Wednesday, March 18, 2020

Lost at Sea

Lost at Sea
“Sheltering in place,” sounds so safe and comforting, homebound with a good book, food in the fridge.
But life in this COVID-19 world feels more like being lost at sea in a stormy fog.  Wet danger is everywhere.  We’re not sure where we are, what’s next, or if rescue is coming.  And what about the others in this lifeboat?
Because I experience power and possibility in the ocean, as well as metaphors galore, here’s some Blue Theology (ocean spirituality and stewardship) for this pandemic:
-NY Gov. Cuomo on whether we can “flatten the curve of this disease;” “I don’t see a curve; I see a wave. And the wave is going to break on the health care system, and I am telling you, it is going to be a tsunami.

-The fogbound feeling, for me, and our world, comes from this agonizing uncertainty and ever changing news and plans.  I first heard the phrase “Fog of War” in the film about Robert McNamara and the Vietnam War (check out his “lessons learned.”)   But “fog of war” is a century old military term meaning “uncertainty or ignorance about one’s own capability and that of one’s adversary.  In a fog of war commanders don’t know the real strength and position not only of their foes, but also of their friends.”

-Friends and foes.  As a Christian I try not to divide folks into friend or foe, we’re all in this together, and all children of God.  The Body of Christ has the coronavirus.  When one suffers all suffer. 

-But I am reminded of “lifeboat ethics,” ecologist Garret Hardin’s profound metaphor, from the 1970’s, about how to decide who gets what in this overpopulated, finite and highly fractured world.  He rejected a previous popular metaphor, “Spaceship Earth,” since it implied one commander and a common destination.  No, he said, the rich nations are like a lifeboat floundering at sea with 50 passengers and room for 10 more.  The many desperate swimmers in the ocean are the poor nations.  (I read this then new exciting book in ethics class in seminary.) Who survives?  Who chooses?  By what criteria?
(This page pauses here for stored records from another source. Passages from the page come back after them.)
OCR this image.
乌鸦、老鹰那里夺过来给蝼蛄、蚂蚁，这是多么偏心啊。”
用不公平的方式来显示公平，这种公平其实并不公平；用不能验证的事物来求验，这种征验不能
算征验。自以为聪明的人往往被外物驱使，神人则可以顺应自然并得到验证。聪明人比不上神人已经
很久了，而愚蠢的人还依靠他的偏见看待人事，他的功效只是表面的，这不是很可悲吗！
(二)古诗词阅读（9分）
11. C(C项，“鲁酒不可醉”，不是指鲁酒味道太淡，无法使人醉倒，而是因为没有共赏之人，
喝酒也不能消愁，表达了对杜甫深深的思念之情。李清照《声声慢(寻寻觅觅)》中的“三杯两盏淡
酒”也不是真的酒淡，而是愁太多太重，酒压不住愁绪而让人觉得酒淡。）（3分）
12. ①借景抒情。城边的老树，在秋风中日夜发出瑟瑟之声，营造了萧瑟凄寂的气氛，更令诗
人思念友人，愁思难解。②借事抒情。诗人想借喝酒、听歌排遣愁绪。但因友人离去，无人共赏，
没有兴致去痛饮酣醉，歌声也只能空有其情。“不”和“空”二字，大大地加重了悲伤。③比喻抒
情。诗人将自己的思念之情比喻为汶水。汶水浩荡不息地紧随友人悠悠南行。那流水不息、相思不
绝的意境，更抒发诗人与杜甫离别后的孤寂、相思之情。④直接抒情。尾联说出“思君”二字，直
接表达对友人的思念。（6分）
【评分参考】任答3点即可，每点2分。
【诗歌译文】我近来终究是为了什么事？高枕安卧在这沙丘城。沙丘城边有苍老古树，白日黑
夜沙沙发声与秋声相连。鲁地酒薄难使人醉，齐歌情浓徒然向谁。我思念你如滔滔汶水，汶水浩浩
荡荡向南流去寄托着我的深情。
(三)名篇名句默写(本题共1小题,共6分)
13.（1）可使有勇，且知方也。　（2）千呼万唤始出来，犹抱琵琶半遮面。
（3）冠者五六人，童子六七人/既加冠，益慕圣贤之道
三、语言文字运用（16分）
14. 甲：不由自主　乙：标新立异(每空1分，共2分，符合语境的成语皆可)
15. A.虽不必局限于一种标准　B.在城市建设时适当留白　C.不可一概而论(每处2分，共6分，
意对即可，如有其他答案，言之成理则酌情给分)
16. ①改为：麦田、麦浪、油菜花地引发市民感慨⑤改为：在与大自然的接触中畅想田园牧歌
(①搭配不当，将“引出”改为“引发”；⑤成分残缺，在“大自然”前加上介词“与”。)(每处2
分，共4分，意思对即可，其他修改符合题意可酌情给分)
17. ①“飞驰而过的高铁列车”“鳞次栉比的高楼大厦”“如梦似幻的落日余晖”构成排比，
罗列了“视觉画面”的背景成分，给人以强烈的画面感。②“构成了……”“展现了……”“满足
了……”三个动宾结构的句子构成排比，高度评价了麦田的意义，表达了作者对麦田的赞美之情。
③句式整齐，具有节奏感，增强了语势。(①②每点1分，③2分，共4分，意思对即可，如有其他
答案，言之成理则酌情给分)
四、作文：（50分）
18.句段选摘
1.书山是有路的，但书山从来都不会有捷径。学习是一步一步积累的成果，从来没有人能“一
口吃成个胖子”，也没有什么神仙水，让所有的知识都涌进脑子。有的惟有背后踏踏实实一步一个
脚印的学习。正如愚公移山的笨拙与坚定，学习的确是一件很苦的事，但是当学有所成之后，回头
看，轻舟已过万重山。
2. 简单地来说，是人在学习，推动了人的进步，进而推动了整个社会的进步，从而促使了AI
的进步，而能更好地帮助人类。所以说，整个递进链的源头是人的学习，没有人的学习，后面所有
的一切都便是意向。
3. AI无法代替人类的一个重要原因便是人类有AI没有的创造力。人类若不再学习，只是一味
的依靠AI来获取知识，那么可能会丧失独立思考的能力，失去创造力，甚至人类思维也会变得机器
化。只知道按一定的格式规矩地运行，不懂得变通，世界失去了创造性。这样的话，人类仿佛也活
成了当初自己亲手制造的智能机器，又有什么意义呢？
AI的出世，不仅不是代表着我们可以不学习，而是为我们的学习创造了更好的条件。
-Well, we clearly don’t have a commander who knows where we are going or what to do (or, like captains of ships, or the ship of state, knows to put the passengers first, to go down with the ship.)

-Where am I, are we, in that image?  On the boat, in the waves?  We hope, in the way that ships traditionally saved women and children first, that we will try today to take extra precautions so the vulnerable elderly and chronically ill might be safe. But…..

-I pondered writing a comforting Blue Theology “Tide-ing” post during this challenging week, something about cool sea creatures. Worried about the future?  Check out this fabulous jelly fish.  I do commend ocean videos as stress reducers – so many doctors have aquariums in their offices because looking at them literally lowers our blood pressure.  Check out the Monterey Bay Aquarium website; even though closed, they still have their live cams of penguins, otters, kelp forest, jellies.  Also, on their Facebook Page every morning M-F at 8 Pacific Time, the Aquarium is offering 10 minutes of what they call a “Medit-ocean,” mindful images of ocean calm and beauty.

-I called this post “Lost at Sea.” Which doesn’t just mean literally lost.  It also means dead, died at sea.  The tsunami will only get larger.  What to do?  Build more boats?  Hold on to the side of the boat?  Pull others into the boat?  Who knows where this foggy storm will take us?  It’s a big scary ocean out there.